Getting API governance right with zero trust 

Devops leaders and their teams need help balancing their businesses’ ever-increasing needs for APIs to support new digital transformation projects versus the need to stay in compliance. Given the pressure to produce APIs so fast, devops teams accelerate business benefits first and attempt to catch up on compliance, security and privacy as development schedules allow. There has to be a shift to API-level trust, with security context defined for each type of API produced. 

Strengthening CI/CD and SDLC with zero trust 

Attacks on source code supply chains clarify that zero trust must be core to continuous integration/continuous delivery (CI/CD) and SDLC devops frameworks and processes. SolarWinds-level attacks that successfully change core executables of an application and then infect an entire supply chain are making zero trust an urgent issue for devops teams to deal with today. Security stops being a roadblock to getting code out when it’s designed into the SDLC. SDLC cycles would also run faster because security would cease to be a bolt-on process pushed to the end of a project, improving governance simultaneously. 
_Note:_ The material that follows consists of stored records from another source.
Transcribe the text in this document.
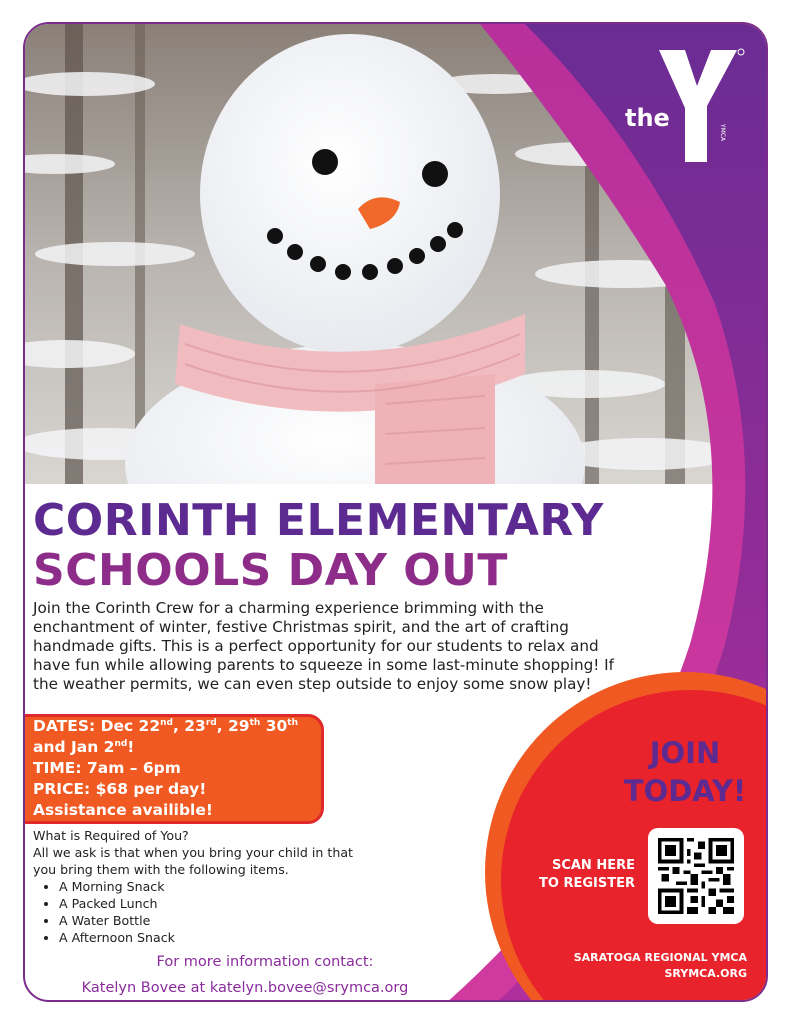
the
YMCA
CORINTH ELEMENTARY
SCHOOLS DAY OUT
Join the Corinth Crew for a charming experience brimming with the enchantment of winter, festive Christmas spirit, and the art of crafting handmade gifts. This is a perfect opportunity for our students to relax and have fun while allowing parents to squeeze in some last-minute shopping! If the weather permits, we can even step outside to enjoy some snow play!
DATES: Dec 22nd, 23rd, 29th 30th
and Jan 2nd!
TIME: 7am – 6pm
PRICE: $68 per day!
Assistance availible!
What is Required of You?
All we ask is that when you bring your child in that you bring them with the following items.
• A Morning Snack
• A Packed Lunch
• A Water Bottle
• A Afternoon Snack
For more information contact:
Katelyn Bovee at katelyn.bovee@srymca.org
JOIN
TODAY!
SCAN HERE
TO REGISTER
SARATOGA REGIONAL YMCA
SRYMCA.ORG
API security is too important to be a bolt-on 

Devops team leaders rush through release cycles for their APIs to get large-scale digital transformation projects out, often seeing security as a roadblock to getting work done. Security checks and audits on APIs aren’t often finished, only completed at the cursory level. Everyone on the devops teams is pressured to meet or beat code release dates. API security becomes the bolt-on process no one has the time to deal with, contributing to API sprawl.

When zero trust becomes a design goal for APIs and devops processes, security gets designed and strengthened throughout the SDLC. In addition, IAM and microsegmentation will drastically improve inventory accuracy, reducing the threat of rogue or forgotten APIs bringing an entire platform or company down with a cyberattack.